Ama Fidel’in bir müddettir kendini, arkadaşlarını, Parti’sini ve Kübalıları hazırlamaya çalıştığı son 25 Kasım günü gerçekleşti ve Fidel bizlere veda etti. Fidel’in ölüm haberini, takip edebildiğim kadarıyla, Miami’deki uyuşturucu ve insan tacirleriyle, ABD’nin yeni başkanı Trump dışında sevinç naralarıyla karşılayan olmadı. Devletler, partiler, kişiler kendilerince Fidel’e veda eden mesajlar yayımladılar. Sosyal medyada en çok Fidel’in resimleri paylaşıldı, paylaşılıyor. Bunun oldukça basit bir nedeni var: Fidel sadece Kübalıların ya da sadece Latin Amerikalıların değil, tüm dünya halklarının saygısını kazanabilmiş ve tüm dünyada “Bizim Fidel” diyen yığınlar yaratabilmiş bir liderdir. Tam da bu yüzden adı, daima, tarihin yapraklarına hiçbir şekilde yazılmayan milyarlarca insandan biri değil de, tarihe yön veren büyük insanlardan biri olarak anılacaktır.
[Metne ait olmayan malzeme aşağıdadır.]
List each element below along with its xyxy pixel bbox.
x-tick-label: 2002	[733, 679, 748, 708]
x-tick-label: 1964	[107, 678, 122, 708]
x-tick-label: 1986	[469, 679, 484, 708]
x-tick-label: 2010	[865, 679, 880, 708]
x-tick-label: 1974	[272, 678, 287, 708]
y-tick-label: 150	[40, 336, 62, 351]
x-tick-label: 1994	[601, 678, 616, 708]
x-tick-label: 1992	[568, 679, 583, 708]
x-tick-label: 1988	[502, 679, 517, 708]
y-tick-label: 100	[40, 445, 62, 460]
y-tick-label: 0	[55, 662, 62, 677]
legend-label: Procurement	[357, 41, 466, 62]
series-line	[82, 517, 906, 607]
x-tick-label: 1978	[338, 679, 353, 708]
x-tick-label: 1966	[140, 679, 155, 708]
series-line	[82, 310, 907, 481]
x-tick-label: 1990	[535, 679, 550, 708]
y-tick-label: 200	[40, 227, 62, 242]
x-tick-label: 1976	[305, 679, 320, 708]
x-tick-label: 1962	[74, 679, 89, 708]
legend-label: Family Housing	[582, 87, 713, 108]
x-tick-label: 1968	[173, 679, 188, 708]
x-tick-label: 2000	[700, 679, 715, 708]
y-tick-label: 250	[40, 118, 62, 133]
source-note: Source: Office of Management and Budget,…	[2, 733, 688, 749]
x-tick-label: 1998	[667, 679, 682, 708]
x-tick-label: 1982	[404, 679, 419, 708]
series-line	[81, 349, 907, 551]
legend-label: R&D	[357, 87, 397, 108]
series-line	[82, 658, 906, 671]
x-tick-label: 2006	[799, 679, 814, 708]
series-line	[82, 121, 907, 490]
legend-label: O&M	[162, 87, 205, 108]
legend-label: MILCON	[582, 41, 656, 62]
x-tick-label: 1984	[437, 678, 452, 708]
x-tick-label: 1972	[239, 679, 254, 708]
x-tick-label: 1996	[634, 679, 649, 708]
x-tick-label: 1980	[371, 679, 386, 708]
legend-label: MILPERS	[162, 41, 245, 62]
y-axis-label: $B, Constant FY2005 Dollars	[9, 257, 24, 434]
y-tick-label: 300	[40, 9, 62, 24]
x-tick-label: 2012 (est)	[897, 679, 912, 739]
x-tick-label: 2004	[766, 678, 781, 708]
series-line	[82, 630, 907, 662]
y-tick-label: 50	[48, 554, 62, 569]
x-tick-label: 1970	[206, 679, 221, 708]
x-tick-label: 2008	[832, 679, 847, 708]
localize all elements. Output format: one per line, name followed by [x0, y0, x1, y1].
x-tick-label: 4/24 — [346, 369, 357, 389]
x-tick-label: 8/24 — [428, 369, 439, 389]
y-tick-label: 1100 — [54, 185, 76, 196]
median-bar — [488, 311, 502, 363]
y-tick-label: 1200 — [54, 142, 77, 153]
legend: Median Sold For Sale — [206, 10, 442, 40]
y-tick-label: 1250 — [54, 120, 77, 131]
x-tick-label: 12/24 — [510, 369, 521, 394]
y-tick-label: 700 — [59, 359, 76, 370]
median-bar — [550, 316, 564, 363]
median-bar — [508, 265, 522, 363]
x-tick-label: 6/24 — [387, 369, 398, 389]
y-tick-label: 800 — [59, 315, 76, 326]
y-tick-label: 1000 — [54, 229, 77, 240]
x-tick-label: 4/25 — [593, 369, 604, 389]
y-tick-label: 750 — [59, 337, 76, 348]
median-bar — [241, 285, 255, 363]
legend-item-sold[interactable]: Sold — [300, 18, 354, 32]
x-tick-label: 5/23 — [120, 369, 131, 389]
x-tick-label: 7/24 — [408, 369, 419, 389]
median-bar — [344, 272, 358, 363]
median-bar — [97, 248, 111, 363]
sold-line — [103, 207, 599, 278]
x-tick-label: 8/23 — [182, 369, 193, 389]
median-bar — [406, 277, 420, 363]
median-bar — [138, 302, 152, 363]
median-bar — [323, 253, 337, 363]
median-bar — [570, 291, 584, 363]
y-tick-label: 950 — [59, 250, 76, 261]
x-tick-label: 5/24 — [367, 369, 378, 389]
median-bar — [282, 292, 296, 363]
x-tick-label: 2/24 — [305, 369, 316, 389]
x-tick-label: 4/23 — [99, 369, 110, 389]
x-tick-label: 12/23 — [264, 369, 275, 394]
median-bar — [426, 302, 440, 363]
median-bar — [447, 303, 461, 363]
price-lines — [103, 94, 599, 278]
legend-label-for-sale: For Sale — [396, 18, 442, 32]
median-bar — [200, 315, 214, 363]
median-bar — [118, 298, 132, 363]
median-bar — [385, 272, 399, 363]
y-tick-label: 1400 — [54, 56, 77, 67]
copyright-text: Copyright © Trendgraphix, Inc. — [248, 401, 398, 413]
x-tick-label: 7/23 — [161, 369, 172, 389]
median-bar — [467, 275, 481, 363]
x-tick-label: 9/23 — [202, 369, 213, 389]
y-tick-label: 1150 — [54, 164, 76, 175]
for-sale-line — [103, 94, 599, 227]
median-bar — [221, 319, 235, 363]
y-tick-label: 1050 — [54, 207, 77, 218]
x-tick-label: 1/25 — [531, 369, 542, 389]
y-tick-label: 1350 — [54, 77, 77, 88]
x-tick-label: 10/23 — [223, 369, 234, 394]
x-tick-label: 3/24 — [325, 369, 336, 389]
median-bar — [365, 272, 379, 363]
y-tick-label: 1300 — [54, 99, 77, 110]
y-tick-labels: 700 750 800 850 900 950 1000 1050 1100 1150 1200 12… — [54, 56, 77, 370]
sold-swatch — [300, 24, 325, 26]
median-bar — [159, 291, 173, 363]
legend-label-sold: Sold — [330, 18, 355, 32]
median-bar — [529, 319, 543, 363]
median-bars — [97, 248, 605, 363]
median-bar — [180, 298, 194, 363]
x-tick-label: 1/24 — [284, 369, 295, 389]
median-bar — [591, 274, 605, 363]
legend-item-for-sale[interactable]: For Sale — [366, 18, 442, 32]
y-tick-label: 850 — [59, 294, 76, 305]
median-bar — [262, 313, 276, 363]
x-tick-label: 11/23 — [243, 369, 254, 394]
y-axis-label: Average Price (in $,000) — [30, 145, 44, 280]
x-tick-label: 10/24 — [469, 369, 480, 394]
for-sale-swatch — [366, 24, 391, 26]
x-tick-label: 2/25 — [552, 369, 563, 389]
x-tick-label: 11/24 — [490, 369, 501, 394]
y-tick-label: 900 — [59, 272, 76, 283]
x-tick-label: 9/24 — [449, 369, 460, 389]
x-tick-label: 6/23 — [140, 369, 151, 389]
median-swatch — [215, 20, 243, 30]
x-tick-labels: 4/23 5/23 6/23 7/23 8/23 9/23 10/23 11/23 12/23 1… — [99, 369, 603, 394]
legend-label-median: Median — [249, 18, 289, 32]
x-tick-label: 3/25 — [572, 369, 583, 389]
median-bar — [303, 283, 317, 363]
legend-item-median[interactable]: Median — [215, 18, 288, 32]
Fidel’in dünya halkları için böylesi bir anlam ifade etmesi tesadüf değildir. Küçücük ada ülkesi Küba’yı hem ABD emperyalizminin baş belası haline getirip, hem de imkanlarının izin verdiği ölçüde yardıma ihtiyacı olan tüm halklara yardım eden bir ülke haline getirenlerin başındaki isimdir.

Ta Moncada baskınından sonra ilan ettiği işsizlik, sağlık, eğitim sorunlarını Küba Devrimi’nin ardından hızlı bir şekilde çözen, ülkesini dünyanın en mutlu insanlarının yaşadığı yere dönüştürebilen devrimcidir.

Sosyalist Küba’nın en önemli kurucu kadrolarındandır. ABD’nin genelevi diye bilinen, şeker kamışından başka doğru dürüst ekonomik kaynağı olmayan bir sömürge ülkeyi, eğitim düzeyi en yüksek, sağlıktaki başarıları dünyanın gelişmiş ülkelerinden çok ileride olan bir ülkeye dönüştürebilmiştir. Üstelik bunu ABD önderliğindeki tüm emperyalist-kapitalist kampın ambargosuna rağmen yapabilmiştir.

Ve tüm bunlara eklenebilecek daha pek çok şeydir Fidel…

Sosyalizme geçiş çağının kararlı, inatçı, özverili ve yaratıcı devrimcilerindendir. Abartılı olan tek şeyi emperyalist ülkelerin temsilcilerini oldukça sıkan uzun konuşmalarıdır herhalde.

CIA’nın 1000’den fazla defa öldürmeyi denediği ama başaramadığı, buna rağmen Küba sokaklarına etrafında koruma ordusu olmadan çıkıp dolaşabilen, halkıyla organik bir ilişki kurmayı beceren büyük bir liderdir.

Fidel bizlere büyük bir mirası ve görevi bırakmıştır. Küba, Sovyetler Birliği yıkıldığından beri dünya emekçilerine sosyalizmin gerçek ve zorunlu olduğunu öğretmektedir. Emperyalistler Küba’nın teslim alınmasının artık daha kolay olacağını zannetmekte, buna göre hazırlık yapmaktadır. Fidel bize Küba’yla dayanışma görevini bırakmıştır, en büyük dayanışmanın kendi devrimimizi gerçekleştirmek olacağını fısıldayarak.